Having read the last couple of paragraphs, you may have felt that the only option you had this holiday season was to unplug your Internet router, stow away all laptops and tablets and turn off your Amazon Alexa. But that is neither the aim of this blog, nor would that be realistic or practical. If you take anything from this piece, simply take it as a reminder that while surfing the Internet for deals – holiday or unrelated – try to remain aware of your online surroundings. Remember the old adage: if it sounds too good to be true, it most likely is.
Regardless of time of year, always try to shop on top-ranked search results, or even type suspicious URLs in manually to check links for typos, repeated letters, or other flaws that could indicate an impostor site. Always use legitimate apps, only downloading them from accredited platforms like Google Play or iTunes, and always use the most up-to-date versions of an app. For the super security-minded out there, you can even check the developer account that posted an app if you still aren’t convinced of its legitimacy.

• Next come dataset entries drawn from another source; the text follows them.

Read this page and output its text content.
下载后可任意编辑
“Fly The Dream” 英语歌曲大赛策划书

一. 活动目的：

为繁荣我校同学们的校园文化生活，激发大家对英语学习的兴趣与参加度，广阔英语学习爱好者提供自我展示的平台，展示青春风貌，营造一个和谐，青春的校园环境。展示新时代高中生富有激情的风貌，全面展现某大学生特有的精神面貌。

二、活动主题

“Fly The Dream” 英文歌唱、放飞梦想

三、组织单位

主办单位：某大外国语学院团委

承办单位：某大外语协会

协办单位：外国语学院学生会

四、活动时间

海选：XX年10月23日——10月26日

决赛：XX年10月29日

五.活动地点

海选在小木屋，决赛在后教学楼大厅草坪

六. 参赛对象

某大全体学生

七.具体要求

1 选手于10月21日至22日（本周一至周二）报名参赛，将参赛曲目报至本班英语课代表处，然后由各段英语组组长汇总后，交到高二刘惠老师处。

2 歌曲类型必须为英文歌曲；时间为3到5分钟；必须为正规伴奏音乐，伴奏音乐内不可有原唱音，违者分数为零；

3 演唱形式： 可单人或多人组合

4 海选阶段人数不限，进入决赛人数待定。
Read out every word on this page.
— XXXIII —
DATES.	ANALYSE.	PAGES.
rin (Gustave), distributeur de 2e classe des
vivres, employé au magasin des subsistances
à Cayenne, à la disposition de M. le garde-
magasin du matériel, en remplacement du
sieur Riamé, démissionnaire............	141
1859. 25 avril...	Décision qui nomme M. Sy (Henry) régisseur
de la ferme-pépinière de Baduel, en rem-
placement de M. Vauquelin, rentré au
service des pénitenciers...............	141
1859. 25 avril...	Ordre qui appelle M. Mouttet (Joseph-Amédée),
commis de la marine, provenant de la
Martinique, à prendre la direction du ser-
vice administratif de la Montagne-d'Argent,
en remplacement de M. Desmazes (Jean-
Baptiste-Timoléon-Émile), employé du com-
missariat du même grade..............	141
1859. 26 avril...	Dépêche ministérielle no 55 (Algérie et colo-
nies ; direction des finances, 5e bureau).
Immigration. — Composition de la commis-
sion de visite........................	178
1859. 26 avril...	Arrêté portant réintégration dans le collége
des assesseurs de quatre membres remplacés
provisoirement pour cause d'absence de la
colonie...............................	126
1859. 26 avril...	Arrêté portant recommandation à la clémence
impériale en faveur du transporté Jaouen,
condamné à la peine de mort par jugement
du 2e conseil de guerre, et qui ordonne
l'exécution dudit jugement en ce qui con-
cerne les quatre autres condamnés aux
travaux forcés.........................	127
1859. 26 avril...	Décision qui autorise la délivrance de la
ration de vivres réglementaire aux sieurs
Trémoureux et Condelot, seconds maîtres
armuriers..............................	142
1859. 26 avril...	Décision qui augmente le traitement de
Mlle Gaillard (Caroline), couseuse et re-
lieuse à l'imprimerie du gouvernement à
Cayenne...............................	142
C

With cybercrime and global regulatory environments evolving at such a fast pace, organisations of today can ill afford to rest on their laurels when it comes to the ways they use and secure the data they own and work with on a daily basis. With the European Union’s General Data Protection Regulation now established, the recent implementation of California Consumer Privacy Act, and Canada’s own data privacy laws coming into effect earlier in November, the monetary and reputational cost of downtime, data leaks and data misuse just got a whole lot more real this past holiday season.